The content of lecithin (plus kephalin) in tissues is about as follows:

Per Cent.

Egg-yolk

8   to 12 

Egg-white

0.1 to  0.2

Liver

2.0 to  3.0

Kidney

2.0 to  3.6

Lung

2.0 to  3.0

Pancreas

2.0 to  3.0

Actions and Uses.—The lecithin preparations have been recommended in many pathologic conditions, especially in malnutrition and sexual debility. Moderate doses are said to bring about a marked retention of nitrogen and phosphorus, but satisfactory proof of this is lacking. It is extremely unlikely that the small doses which have been recommended in pill or tablet form or in emulsions can have any perceptible action, in view of the fact that many of our natural foods contain much greater weights of available lecithins than the medicinal doses provide. There is no good basis for the statement that the free lecithin has a greater food value or is more readily assimilated than is the substance as found in eggs or tissue. The reverse proposition is much more likely to be true, especially when it is considered that the commercial preparations are usually somewhat altered or decomposed in the process of separation.

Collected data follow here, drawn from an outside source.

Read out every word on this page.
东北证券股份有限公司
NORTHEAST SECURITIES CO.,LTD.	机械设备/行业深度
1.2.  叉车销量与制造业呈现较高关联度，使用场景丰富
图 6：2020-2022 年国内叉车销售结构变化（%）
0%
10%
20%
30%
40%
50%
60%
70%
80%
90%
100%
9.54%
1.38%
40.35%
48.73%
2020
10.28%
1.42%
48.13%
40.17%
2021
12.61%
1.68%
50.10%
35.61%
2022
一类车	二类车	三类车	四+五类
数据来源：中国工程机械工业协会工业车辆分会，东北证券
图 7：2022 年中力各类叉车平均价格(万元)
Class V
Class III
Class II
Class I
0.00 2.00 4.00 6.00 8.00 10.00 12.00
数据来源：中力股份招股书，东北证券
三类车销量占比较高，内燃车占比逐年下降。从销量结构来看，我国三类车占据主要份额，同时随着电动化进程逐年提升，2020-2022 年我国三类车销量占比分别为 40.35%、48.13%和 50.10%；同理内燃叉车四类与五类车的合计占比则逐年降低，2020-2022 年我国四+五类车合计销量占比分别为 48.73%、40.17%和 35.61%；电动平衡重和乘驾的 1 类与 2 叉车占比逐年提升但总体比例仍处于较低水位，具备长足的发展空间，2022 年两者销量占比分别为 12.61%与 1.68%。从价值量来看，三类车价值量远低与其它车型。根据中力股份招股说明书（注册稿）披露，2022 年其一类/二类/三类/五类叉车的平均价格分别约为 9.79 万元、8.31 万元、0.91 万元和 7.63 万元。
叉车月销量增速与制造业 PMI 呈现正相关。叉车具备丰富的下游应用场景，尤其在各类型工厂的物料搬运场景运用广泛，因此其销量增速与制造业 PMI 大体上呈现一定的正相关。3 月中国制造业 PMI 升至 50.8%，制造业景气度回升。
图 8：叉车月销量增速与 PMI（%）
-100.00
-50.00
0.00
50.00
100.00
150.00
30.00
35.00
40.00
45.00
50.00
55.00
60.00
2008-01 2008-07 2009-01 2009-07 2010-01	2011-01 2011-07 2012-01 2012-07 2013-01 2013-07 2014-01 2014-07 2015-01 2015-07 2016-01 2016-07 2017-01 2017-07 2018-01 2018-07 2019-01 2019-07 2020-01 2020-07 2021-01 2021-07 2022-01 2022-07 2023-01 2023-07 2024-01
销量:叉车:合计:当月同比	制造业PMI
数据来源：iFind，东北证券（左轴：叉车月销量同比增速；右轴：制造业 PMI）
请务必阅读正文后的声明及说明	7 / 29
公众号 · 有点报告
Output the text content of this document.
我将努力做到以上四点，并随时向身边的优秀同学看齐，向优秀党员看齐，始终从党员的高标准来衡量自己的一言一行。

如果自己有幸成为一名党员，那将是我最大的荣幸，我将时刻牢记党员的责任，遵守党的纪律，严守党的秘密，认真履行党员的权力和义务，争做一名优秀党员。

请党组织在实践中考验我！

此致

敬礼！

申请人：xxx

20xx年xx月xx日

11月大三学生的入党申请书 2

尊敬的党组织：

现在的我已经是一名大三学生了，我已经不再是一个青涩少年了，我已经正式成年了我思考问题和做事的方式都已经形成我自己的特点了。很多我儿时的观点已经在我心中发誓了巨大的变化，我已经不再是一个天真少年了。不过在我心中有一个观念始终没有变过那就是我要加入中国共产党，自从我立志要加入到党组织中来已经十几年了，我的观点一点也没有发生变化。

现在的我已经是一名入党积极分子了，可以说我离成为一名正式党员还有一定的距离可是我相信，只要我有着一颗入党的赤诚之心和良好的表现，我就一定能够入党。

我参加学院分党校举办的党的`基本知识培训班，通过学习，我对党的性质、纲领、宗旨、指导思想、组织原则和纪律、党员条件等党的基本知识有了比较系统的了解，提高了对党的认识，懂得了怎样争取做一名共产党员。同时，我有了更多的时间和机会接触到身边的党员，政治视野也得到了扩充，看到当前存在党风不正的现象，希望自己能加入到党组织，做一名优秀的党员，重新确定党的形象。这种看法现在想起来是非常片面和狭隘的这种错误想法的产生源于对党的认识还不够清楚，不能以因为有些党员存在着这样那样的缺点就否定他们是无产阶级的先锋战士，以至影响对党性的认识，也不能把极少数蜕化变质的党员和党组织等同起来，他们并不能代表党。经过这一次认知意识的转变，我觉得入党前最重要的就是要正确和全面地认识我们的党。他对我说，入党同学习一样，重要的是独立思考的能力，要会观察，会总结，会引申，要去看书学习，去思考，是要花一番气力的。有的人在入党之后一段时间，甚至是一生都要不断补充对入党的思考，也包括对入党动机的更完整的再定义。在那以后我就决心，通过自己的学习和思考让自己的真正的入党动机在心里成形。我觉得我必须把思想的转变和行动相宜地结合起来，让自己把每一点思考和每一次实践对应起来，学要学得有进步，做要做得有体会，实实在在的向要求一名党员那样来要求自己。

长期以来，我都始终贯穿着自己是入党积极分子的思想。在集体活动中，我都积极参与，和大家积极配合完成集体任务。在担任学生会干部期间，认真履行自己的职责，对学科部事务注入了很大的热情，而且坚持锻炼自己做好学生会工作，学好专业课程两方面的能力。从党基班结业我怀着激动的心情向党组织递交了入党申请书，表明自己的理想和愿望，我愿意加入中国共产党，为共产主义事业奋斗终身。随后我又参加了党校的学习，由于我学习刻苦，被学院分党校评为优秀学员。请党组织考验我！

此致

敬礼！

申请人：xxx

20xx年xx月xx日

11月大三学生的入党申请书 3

Dosage.—Given by the mouth in the form of pills, tablets or glycero-alcoholic emulsions. The amount of actual lecithin ingested in this way is usually small because of the doubtful purity of the original preparation. Several doses, as commonly administered, would be required to furnish the amount of lecithin present in a small egg.—(From Reports of Council on Pharmacy and Chemistry, 1915, p. 122.)